Typical taper dimensions for materials like this should be a reduction of 0.0175 inch per inch of sprue length. With a 3-inch-long sprue, I would expect the sprue O-diameter to be 0.0525 inch smaller than the root diameter, or three times 0.0175 inch—not the 0.240-inch reduction I could see on this sprue.

The real problem here was that since the O-diameter was so small (0.135 inch), the nozzle orifice diameter had to be no larger than 0.125 inch. This might have worked for a small-volume part or a small runner with parts less than an inch long, but not for a big part like this.

To make this small orifice work, the molding technicians would have to raise the barrel and nozzle heats at least 50 deg F, and maybe 100 deg F to get the material to move like an easy-flow material instead of medium-flow PC. Actually, this is done in molding shops all the time. If we need a 10-melt amorphous material to flow more easily, we just raise the melt temperatures by 20 or 30 deg F. With the higher heat, the 10-melt material flows as if it were a 15- or 20-grade. Add another 20 deg F and it flows like a 25 or 30, and so on. This does not work the same with crystalline materials—just amorphous ones.

The part looked to me like the material had been properly dried at 250°F for at least 2 hours, and 3 hours on startup. This is the proper temperature for drying PC, no matter what grade you use. Just to be sure, though, it is important to check the material data sheet to see what the proper drying temperature is and what length of drying time is required for any material you are going to mold.


The joys of a faster cycle
My list of suggestions for this molder wasn’t lengthy: Add the proper radiuses where the ribs and end walls attach to the sidewalls; change the sprue bushing to one with a normal taper and an O-diameter of approximately 0.312 inch; and use a full-taper nozzle with an orifice diameter of 0.290 inch.

After these changes were made, we would lower the barrel and nozzle heats by 50-100 deg F so the melt temperature of the material ended up around 530°F. Taking shear into account, this means the setpoint for the barrel heaters would be around 500°F or 510°F.

Lowering the melt temperature of the material and opening up the flow path should get rid of the flashed-over small rectangles on the bottom of the part.
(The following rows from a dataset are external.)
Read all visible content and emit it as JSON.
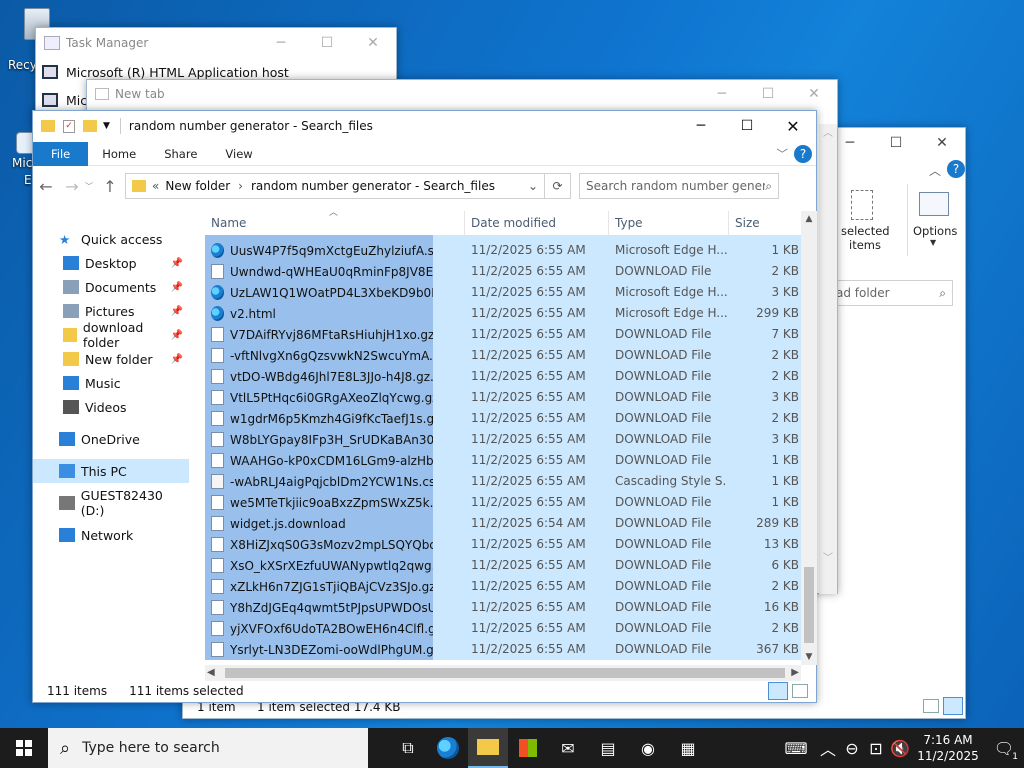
{
  "desktop": {
    "recycle_bin_label": "Recy",
    "edge_label_1": "Micr",
    "edge_label_2": "E"
  },
  "task_manager": {
    "title": "Task Manager",
    "rows": [
      "Microsoft (R) HTML Application host",
      "Micr"
    ]
  },
  "new_tab_window": {
    "title": "New tab"
  },
  "back_window": {
    "ribbon_select_label_1": "de selected",
    "ribbon_select_label_2": "items",
    "options_label": "Options",
    "search_partial": "ad folder",
    "status_count": "1 item",
    "status_selected": "1 item selected  17.4 KB"
  },
  "explorer": {
    "title": "random number generator - Search_files",
    "tabs": [
      "File",
      "Home",
      "Share",
      "View"
    ],
    "path": {
      "prefix": "«",
      "seg1": "New folder",
      "seg2": "random number generator - Search_files"
    },
    "search_placeholder": "Search random number gener...",
    "columns": {
      "name": "Name",
      "date": "Date modified",
      "type": "Type",
      "size": "Size"
    },
    "nav": [
      {
        "label": "Quick access",
        "icon": "star-icon",
        "pin": false
      },
      {
        "label": "Desktop",
        "icon": "desktop-icon",
        "pin": true
      },
      {
        "label": "Documents",
        "icon": "documents-icon",
        "pin": true
      },
      {
        "label": "Pictures",
        "icon": "pictures-icon",
        "pin": true
      },
      {
        "label": "download folder",
        "icon": "folder-icon",
        "pin": true
      },
      {
        "label": "New folder",
        "icon": "folder-icon",
        "pin": true
      },
      {
        "label": "Music",
        "icon": "music-icon",
        "pin": false
      },
      {
        "label": "Videos",
        "icon": "videos-icon",
        "pin": false
      },
      {
        "label": "OneDrive",
        "icon": "cloud-icon",
        "pin": false
      },
      {
        "label": "This PC",
        "icon": "computer-icon",
        "pin": false
      },
      {
        "label": "GUEST82430 (D:)",
        "icon": "drive-icon",
        "pin": false
      },
      {
        "label": "Network",
        "icon": "network-icon",
        "pin": false
      }
    ],
    "files": [
      {
        "name": "UusW4P7f5q9mXctgEuZhylziufA.svg",
        "date": "11/2/2025 6:55 AM",
        "type": "Microsoft Edge H...",
        "size": "1 KB",
        "icon": "edge"
      },
      {
        "name": "Uwndwd-qWHEaU0qRminFp8JV8El.gz.js....",
        "date": "11/2/2025 6:55 AM",
        "type": "DOWNLOAD File",
        "size": "2 KB",
        "icon": "doc"
      },
      {
        "name": "UzLAW1Q1WOatPD4L3XbeKD9b0Lg.svg",
        "date": "11/2/2025 6:55 AM",
        "type": "Microsoft Edge H...",
        "size": "3 KB",
        "icon": "edge"
      },
      {
        "name": "v2.html",
        "date": "11/2/2025 6:55 AM",
        "type": "Microsoft Edge H...",
        "size": "299 KB",
        "icon": "edge"
      },
      {
        "name": "V7DAifRYvj86MFtaRsHiuhjH1xo.gz.js.do...",
        "date": "11/2/2025 6:55 AM",
        "type": "DOWNLOAD File",
        "size": "7 KB",
        "icon": "doc"
      },
      {
        "name": "-vftNlvgXn6gQzsvwkN2SwcuYmA.gz.js.d...",
        "date": "11/2/2025 6:55 AM",
        "type": "DOWNLOAD File",
        "size": "2 KB",
        "icon": "doc"
      },
      {
        "name": "vtDO-WBdg46Jhl7E8L3JJo-h4J8.gz.js.dow...",
        "date": "11/2/2025 6:55 AM",
        "type": "DOWNLOAD File",
        "size": "2 KB",
        "icon": "doc"
      },
      {
        "name": "VtlL5PtHqc6i0GRgAXeoZlqYcwg.gz.js.do...",
        "date": "11/2/2025 6:55 AM",
        "type": "DOWNLOAD File",
        "size": "3 KB",
        "icon": "doc"
      },
      {
        "name": "w1gdrM6p5Kmzh4Gi9fKcTaefJ1s.gz.js.do...",
        "date": "11/2/2025 6:55 AM",
        "type": "DOWNLOAD File",
        "size": "2 KB",
        "icon": "doc"
      },
      {
        "name": "W8bLYGpay8IFp3H_SrUDKaBAn30.gz.js.d...",
        "date": "11/2/2025 6:55 AM",
        "type": "DOWNLOAD File",
        "size": "3 KB",
        "icon": "doc"
      },
      {
        "name": "WAAHGo-kP0xCDM16LGm9-alzHb8.gz.j...",
        "date": "11/2/2025 6:55 AM",
        "type": "DOWNLOAD File",
        "size": "1 KB",
        "icon": "doc"
      },
      {
        "name": "-wAbRLJ4aigPqjcblDm2YCW1Ns.css",
        "date": "11/2/2025 6:55 AM",
        "type": "Cascading Style S...",
        "size": "1 KB",
        "icon": "css"
      },
      {
        "name": "we5MTeTkjiic9oaBxzZpmSWxZ5k.gz.js.do...",
        "date": "11/2/2025 6:55 AM",
        "type": "DOWNLOAD File",
        "size": "1 KB",
        "icon": "doc"
      },
      {
        "name": "widget.js.download",
        "date": "11/2/2025 6:54 AM",
        "type": "DOWNLOAD File",
        "size": "289 KB",
        "icon": "doc"
      },
      {
        "name": "X8HiZJxqS0G3sMozv2mpLSQYQbc.gz.js....",
        "date": "11/2/2025 6:55 AM",
        "type": "DOWNLOAD File",
        "size": "13 KB",
        "icon": "doc"
      },
      {
        "name": "XsO_kXSrXEzfuUWANypwtlq2qwg.gz.js.d...",
        "date": "11/2/2025 6:55 AM",
        "type": "DOWNLOAD File",
        "size": "6 KB",
        "icon": "doc"
      },
      {
        "name": "xZLkH6n7ZJG1sTjiQBAjCVz3SJo.gz.js.dow...",
        "date": "11/2/2025 6:55 AM",
        "type": "DOWNLOAD File",
        "size": "2 KB",
        "icon": "doc"
      },
      {
        "name": "Y8hZdJGEq4qwmt5tPJpsUPWDOsU.gz.js....",
        "date": "11/2/2025 6:55 AM",
        "type": "DOWNLOAD File",
        "size": "16 KB",
        "icon": "doc"
      },
      {
        "name": "yjXVFOxf6UdoTA2BOwEH6n4Clfl.gz.js.do...",
        "date": "11/2/2025 6:55 AM",
        "type": "DOWNLOAD File",
        "size": "2 KB",
        "icon": "doc"
      },
      {
        "name": "Ysrlyt-LN3DEZomi-ooWdlPhgUM.gz.js.d...",
        "date": "11/2/2025 6:55 AM",
        "type": "DOWNLOAD File",
        "size": "367 KB",
        "icon": "doc"
      }
    ],
    "status": {
      "count": "111 items",
      "selected": "111 items selected"
    }
  },
  "taskbar": {
    "search_placeholder": "Type here to search",
    "time": "7:16 AM",
    "date": "11/2/2025",
    "notification_count": "1"
  },
  "colors": {
    "accent": "#1979ca",
    "selection_name": "#99c0ec",
    "selection_row": "#cce8ff",
    "taskbar": "#1c1c1c"
  }
}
Any warpage tendencies would be eliminated and the mold water could now probably be warmed up to help with fill and pack since the mold would not have to be really cold to keep the part sidewalls nice and straight.

Another thing about PC being shot into a cold mold is that we often get what is called cold flow, which causes brittle parts. Polycarbonate really likes warm to hot molds—something like 120-180°F is the temperature range I most often see.

It was just a couple of days later when the molder called, and I had my list of suggestions ready and waiting. He asked me if I thought he had any chance of straightening out the problems with this part. I told him it was not as much of a problem as he might have thought. I went through the radius issues, the strangely shaped sprue bushing, and the appropriate nozzle and orifice size he should be using.

He pretty much accepted everything I told him to do without a lot of conversation but when I got to the part where he could possibly speed up the cycle by 25% or more, he got pretty excited.

I let him talk and talk he did. He was one happy molder. This is another great success story for the completed projects file. No wonder I like working with molders and toolmakers so much.

Troubleshooter’s 
notebook
Part/material: Polycarbonate or PC alloy.
Tool: Single-cavity cold runner.
Symptoms/problem: Flash, warpage, flow marks, filling issues, and reduced impact values.
Solution: Radius all sharp corners; replace sprue bushing with one of a more gradual taper; use a full-taper nozzle with a 0.290-inch-diameter orifice.